—In an action to recover on promissory notes, (1) the defendants RHP Development Corp. and Philip Cervone appeal from a judgment of the Supreme Court, Suffolk County (Cannavo, J.), entered May 21, 1991, which is in favor of the plaintiff and against them in the sum of $214,279.18, and (2) the defendant Ronald K. *515Johansen appeals from a judgment of the same court entered May 21, 1991, which in favor of the plaintiff and against him in the amount of $214,279.18. The defendants’ notices of appeal from the orders dated April 9, 1991, granting the plaintiff’s motion for summary judgment, are deemed premature notices of appeal from the judgments (see, Men’s World Outlet v Estate of Steinberg, 101 AD2d 854).
Ordered that the judgments are affirmed, with one bill of costs.
In 1987 the plaintiff and the corporate defendant entered into an agreement whereby the plaintiff, as subcontractor, was to provide carpentry work for a development of houses being built by the corporate defendant in Setauket, New York.

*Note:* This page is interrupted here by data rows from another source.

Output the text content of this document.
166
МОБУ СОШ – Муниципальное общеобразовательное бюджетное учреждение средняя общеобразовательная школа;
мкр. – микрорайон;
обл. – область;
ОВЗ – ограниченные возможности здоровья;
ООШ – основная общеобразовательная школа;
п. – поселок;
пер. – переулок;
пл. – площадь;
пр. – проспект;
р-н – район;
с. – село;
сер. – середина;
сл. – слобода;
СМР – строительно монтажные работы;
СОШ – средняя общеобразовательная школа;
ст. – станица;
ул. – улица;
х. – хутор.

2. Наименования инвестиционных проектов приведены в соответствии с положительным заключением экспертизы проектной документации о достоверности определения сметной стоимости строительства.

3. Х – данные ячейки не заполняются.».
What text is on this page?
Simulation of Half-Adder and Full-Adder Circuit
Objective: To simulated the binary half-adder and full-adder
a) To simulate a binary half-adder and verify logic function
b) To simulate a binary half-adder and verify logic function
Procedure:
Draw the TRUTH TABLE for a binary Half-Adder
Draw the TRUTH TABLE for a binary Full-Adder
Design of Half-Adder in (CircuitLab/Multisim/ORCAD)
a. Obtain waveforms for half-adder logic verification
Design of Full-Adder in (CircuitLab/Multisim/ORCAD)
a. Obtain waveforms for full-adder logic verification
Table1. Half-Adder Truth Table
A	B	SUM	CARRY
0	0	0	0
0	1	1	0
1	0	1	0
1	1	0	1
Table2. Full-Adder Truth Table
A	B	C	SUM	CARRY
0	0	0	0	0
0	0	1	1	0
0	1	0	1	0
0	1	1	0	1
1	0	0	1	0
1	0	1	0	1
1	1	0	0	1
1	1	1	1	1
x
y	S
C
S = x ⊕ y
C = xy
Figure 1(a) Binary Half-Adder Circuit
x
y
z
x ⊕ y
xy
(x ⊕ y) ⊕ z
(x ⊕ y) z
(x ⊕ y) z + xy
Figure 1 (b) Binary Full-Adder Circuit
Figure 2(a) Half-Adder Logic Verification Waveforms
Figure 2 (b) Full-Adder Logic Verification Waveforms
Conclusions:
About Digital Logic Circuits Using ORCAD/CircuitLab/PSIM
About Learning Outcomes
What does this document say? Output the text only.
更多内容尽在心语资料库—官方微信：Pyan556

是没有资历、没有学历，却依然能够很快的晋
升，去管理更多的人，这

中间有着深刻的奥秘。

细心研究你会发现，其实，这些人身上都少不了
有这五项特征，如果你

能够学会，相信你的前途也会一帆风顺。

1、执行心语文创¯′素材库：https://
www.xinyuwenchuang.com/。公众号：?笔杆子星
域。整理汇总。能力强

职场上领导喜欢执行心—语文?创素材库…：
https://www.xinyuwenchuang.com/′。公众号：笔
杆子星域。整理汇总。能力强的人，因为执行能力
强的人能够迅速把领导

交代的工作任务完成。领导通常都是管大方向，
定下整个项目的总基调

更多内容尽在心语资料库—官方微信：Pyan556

On May 16, 1989, after the plaintiff had performed part of the overall carpentry work on the development, the corporate defendant executed four promissory notes, guaranteed by the codefendants, payable to the plaintiff in equal principal installments of $75,000 each. These notes, allegedly issued in payment for work which the plaintiff had already performed at the Setauket development, as well as for previous work it had done at another development owned by the corporate defendant, were to be paid on June 15, 1989, July 17, 1989, September 15, 1989, and November 15, 1989, respectively.
The first note was presented for payment on the due date, June 15, 1989, and was duly paid. However, the corporate defendant defaulted in payment of the second note, and, upon this default, the plaintiff declared the entire balance of the notes due and commenced suit to recover those moneys. In the course of this action the plaintiff was awarded summary judgment based upon the Supreme Court’s conclusion that there was no triable issue of fact. We now affirm.
By proof of the existence of the notes and the default in payment thereof, the plaintiff initially demonstrated its entitlement to summary judgment relief (see, Gittleson v Dempster, 148 AD2d 578; Seaman-Andwall Corp. v Wright Mach. Corp., 31 AD2d 136, affd 29 NY2d 617). In order to defeat this entitlement it was incumbent upon the defendants to demonstrate the existence of a bona fide defense by evidentiary facts, and not one based upon conclusory allegations (see, Rotuba Extruders v Ceppos, 46 NY2d 223, 231; Faustini v Darth Provisions Co., 131 AD2d 809). In the case at bar, the defendants put forth the unsupported allegation that the notes were not to be presented for payment until the plaintiff had completed its work on the development. However, the notes do *516not contain such a condition precedent and are otherwise clear and unambiguous on their face (see, Abacus Real Estate Fin. Co. v P.A.R. Constr. & Maintenance Corp., 115 AD2d 576). The defendants cannot proffer parol evidence to alter the express terms of the notes (see, Grosso v Shutts Agency, 132 AD2d 768, 769; see generally, Richardson, Evidence §§ 601, 602, at 598-599 [Prince 10th ed]). In addition, we note that the defendants’ allegations are belied by the fact that the first note was duly paid when it came due, although the plaintiff’s work on the development was not yet completed.
Under these circumstances, the defendants have failed to overcome the "heavy presumption that a deliberately prepared and executed written instrument manifested the true intention of the parties” (Backer Mgt. Corp. v Acme Quilting Co., 46 NY2d 211, 219; see also, Chimart Assocs. v Paul, 66 NY2d 570).
We have considered the defendants’ remaining contentions and find them to be without merit. Lawrence, J. P., O’Brien, Copertino and Santucci, JJ., concur.